The Washington Post
Sunday, February 15, 2004; Page A18

Forces Close In on Key Haitian City

Anti-Government Group Has Former Tourist Town of Cap-Haitien in Its Sights

By Scott Wilson
Washington Post Foreign Service

CAP-HAITIEN, Haiti, Feb. 14 -- Members of an armed anti-government group continued hit-and-run attacks in northern Haiti on Saturday as this faded city on the Caribbean Sea suffered the effects of more than a week without power.

Insurgents hoping to topple President Jean-Bertrand Aristide attacked the police station in the mountain village of Ste. Suzanne, 20 miles southeast of Cap-Haitien, which government officials say is an important rebel objective. The armed group now controls several small towns south of Cap-Haitien, Haiti's second-largest city, and is using them as staging grounds for new attacks.

Cap-Haitien has become a focus of Haiti's crisis since Feb. 5, when the main armed opposition group drove police and government officials from Gonaives, a city about 30 miles south of here. Gonaives is an important crossroads in a country with few highways, and its seizure by the rebels has essentially cut the country in half.

The direst consequence has been the end of delivery of diesel fuel to Cap-Haitien, a city of 500,000 people. At Justinien Hospital, a compound of decrepit buildings that relies on diesel for its power, a group of young interns described the city's descent into near chaos during a tour of the maternity ward and sweltering recovery room.

Gunfire has rung out in the empty streets near the hospital for a week, most of it from pro-Aristide groups trying to keep the city from falling into opposition hands. As many as eight gunshot victims have been brought in.

Patients needing surgery have been forced to bring black-market fuel to the hospital to power the generator during operations. A woman underwent a Caesarean section Saturday after her family supplied 10 gallons of fuel, which sells on the black market for more than twice the price of a week ago. Women in labor and gunshot victims have been turned away, many likely to die, doctors said.

"If something happens to [the patients], the chimère will come for us," said Farah Momprevil, a 27-year-old intern, using a term for the pro-Aristide groups, an allusion to the chimera, a mythological fire-breathing beast. "Even if a delivery looks like it will go well, we can't take a chance in case something goes wrong."

The despair at the hospital highlights the broad misery Haitians are experiencing as an armed insurrection, active only in pockets of the country, disrupts the lives of people who were already desperately poor.

Once the jewel of Haiti's bygone tourism era, Cap-Haitien is now an emblem of a failed state. Rotting piles of trash line the streets, pigs and dogs rooting in them. Children carry heavy plastic jugs from public wells, the only source of potable water, to roadside shacks.

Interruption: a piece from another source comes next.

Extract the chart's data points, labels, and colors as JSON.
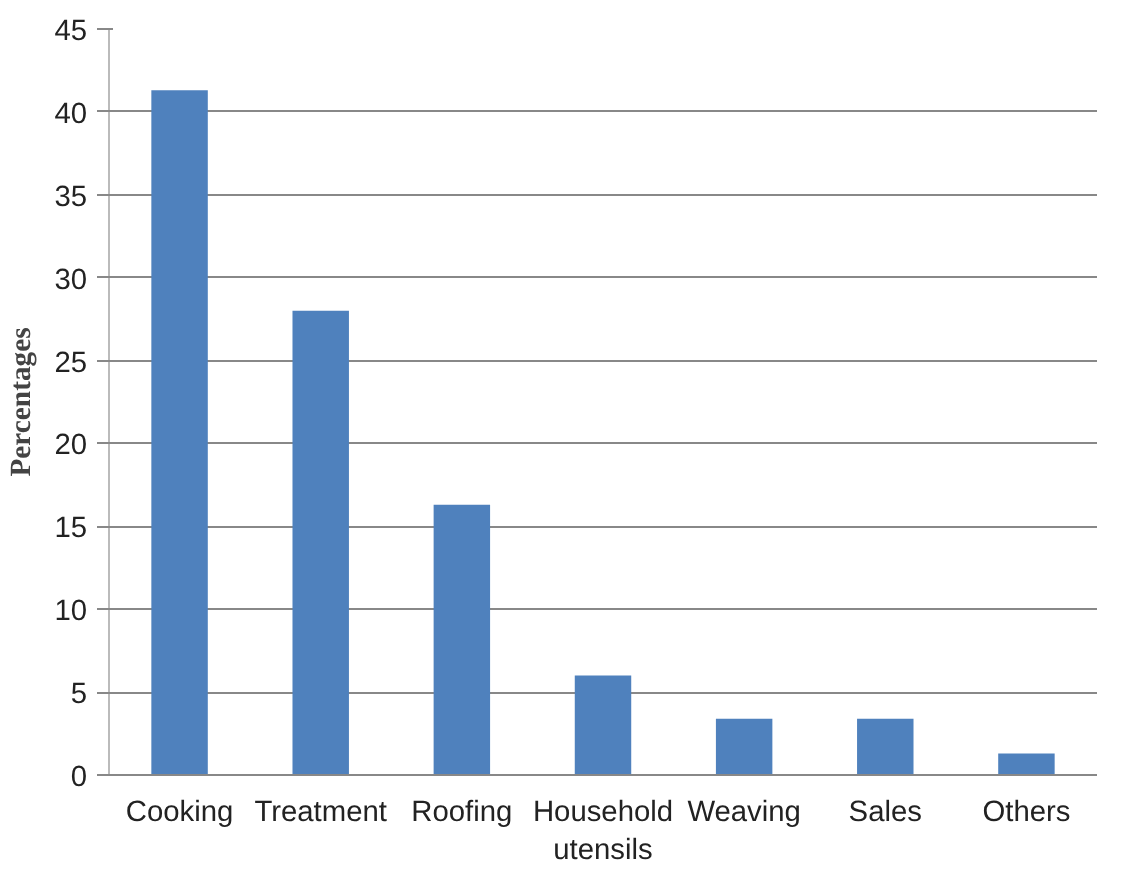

At the Esso gas station, young men crouch over jugs of pink fuel drawn from large barrels. The gasoline was stockpiled before the current crisis and is now selling at a premium rate of $5 a gallon. Business is brisk, and supplies were not expected to last the day.

Myrto Julien, the government's appointed governor of the northern district, said he expected fuel shortages to ease Sunday with the arrival of a tanker carrying 150,000 gallons of diesel. The sea is the only route to Cap-Haitien since anti-government groups blocked the roads to the city from Port-au-Prince, the capital 100 miles south of here, and from the Dominican Republic.

Julien said more than 60 men in military uniforms, traveling in a convoy of trucks, a trailer and a motorcycle, began advancing on the city in the afternoon of Feb. 7. He said the three towns they struck along the way, burning police stations, mayors' homes and private houses, were only steps toward the objective of taking Cap-Haitien. But he said the group had been turned away.

"They have heavy weapons, they have a huge logistics support," Julien said of the armed anti-government groups. "They have not only guns, but food, gas, uniforms like the U.S. Army ones, communications equipment. This equipment is not sold in flea markets."

Samson Alce, a 33-year-old photographer from Dondon, opened his front door last Saturday in the midst of a gun battle for control of the village south of here. A bullet, fired by a group of men passing in masks, entered his stomach. His family rushed him to the hospital, unconscious, and has supplied fuel for his surgery.

"There is a daily struggle right now, so I can't say who is in charge" of Dondon, said Phito Alce, Samson's brother. "All I know is that these guys are regrouping, and when they do they will make a new push into the city. If we had a choice, we would go elsewhere."